2, ANCA is valuable for both differential diagnosis and prognostic estimation of vasculitic disease, and is an important indicator of disease activity. ANCA titers are elevated at the onset (recurrence) of the patient. Some studies have shown that c-ANCA can be elevated 4-fold 2-5 weeks prior to vasculitis recurrence. Therefore, c-ANCA can be used as a predictor of relapse. c-ANCA titers can distinguish relapse from other causes (e.g., infection) of worsening disease.
10.Anti-SSA and anti-SSB
These two antibodies are named because they are associated with dry syndrome (SjÖgren syndrome, SS). Although these two antibodies are related to SS, they are also present in other connective tissue diseases. The positive rates of anti-SSA and anti-SSB antibodies in primary SS patients are 60% and 40%, respectively, and anti-SSB antibodies are more specific than anti-SSA antibodies for the diagnosis of dry syndrome.
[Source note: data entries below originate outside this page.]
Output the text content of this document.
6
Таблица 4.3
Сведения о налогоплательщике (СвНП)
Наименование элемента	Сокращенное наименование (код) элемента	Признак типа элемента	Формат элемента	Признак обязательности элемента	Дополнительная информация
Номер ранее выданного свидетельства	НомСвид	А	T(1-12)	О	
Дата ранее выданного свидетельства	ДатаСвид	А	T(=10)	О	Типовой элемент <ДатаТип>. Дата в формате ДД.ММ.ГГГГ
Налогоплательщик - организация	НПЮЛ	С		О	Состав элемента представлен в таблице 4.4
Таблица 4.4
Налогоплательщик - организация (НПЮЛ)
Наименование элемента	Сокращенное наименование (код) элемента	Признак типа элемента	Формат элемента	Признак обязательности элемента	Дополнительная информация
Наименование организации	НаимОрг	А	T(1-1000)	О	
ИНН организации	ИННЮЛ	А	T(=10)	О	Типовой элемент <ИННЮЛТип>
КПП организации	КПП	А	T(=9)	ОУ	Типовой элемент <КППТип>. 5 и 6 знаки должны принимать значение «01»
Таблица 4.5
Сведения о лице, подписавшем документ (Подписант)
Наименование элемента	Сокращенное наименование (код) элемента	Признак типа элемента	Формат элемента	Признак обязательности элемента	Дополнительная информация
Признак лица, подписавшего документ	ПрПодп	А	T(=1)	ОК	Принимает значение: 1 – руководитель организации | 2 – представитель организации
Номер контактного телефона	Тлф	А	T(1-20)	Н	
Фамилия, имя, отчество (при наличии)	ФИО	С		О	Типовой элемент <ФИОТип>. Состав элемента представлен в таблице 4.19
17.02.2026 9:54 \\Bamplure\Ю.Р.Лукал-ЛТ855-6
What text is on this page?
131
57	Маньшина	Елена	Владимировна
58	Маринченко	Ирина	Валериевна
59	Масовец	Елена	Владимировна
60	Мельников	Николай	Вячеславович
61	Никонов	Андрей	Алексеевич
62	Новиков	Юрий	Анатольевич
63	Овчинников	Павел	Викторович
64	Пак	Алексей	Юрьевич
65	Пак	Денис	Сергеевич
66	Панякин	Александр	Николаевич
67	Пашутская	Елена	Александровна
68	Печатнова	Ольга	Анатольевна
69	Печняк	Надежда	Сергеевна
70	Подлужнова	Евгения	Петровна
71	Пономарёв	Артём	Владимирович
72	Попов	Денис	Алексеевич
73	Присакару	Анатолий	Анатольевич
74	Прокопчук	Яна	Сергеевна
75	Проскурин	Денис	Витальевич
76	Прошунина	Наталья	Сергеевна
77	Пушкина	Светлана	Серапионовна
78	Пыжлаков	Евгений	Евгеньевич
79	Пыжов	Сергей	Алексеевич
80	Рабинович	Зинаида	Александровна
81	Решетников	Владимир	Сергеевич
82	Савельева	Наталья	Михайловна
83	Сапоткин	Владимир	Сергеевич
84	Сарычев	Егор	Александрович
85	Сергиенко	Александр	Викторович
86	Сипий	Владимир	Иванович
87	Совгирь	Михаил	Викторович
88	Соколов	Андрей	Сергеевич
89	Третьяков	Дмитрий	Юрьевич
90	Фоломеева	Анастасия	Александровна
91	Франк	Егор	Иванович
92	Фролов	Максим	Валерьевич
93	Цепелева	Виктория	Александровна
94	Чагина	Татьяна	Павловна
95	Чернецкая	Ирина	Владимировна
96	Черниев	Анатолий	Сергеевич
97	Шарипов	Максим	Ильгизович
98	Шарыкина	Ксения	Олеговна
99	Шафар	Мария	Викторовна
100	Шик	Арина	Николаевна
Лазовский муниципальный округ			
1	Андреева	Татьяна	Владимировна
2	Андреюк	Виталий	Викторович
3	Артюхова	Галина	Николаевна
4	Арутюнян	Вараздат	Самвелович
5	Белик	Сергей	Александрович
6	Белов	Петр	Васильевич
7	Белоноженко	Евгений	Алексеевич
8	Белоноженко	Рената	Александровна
Anti-SSA and anti-SSB antibodies can cause congenital heart disease such as neonatal lupus and infantile heart block. Patients positive for anti-SSA and anti-SSB often have clinical manifestations such as vasculitis, lymph node enlargement, leukopenia, photosensitivity, skin lesions, and purpura.
11.HLA-B27
HLA is the acronym for human leukocyte antigen. Most of the seronegative spondyloarthropathies are closely related to HLA-B27, especially with ankylosing spondylitis has a strong correlation, about 90% of patients with ankylosing spondylitis are HLA-B27 positive. Therefore, the HLA-B27 test has a reference value for the diagnosis of ankylosing spondylitis, especially for cases with high clinical suspicion. However, because about 10% of patients with ankylosing spondylitis are HLA-B27 negative, a negative HLA-B27 test cannot exclude the disease. However, detection of HLA-B27 positivity does not confirm the diagnosis of ankylosing spondylitis because only 20% of the population with HLA-B27 positivity has ankylosing spondylitis. HLA-B27 is also important in the diagnosis of undifferentiated spondyloarthropathies. HLA-B27 is inherited from parents, is carried throughout life, and does not change with treatment.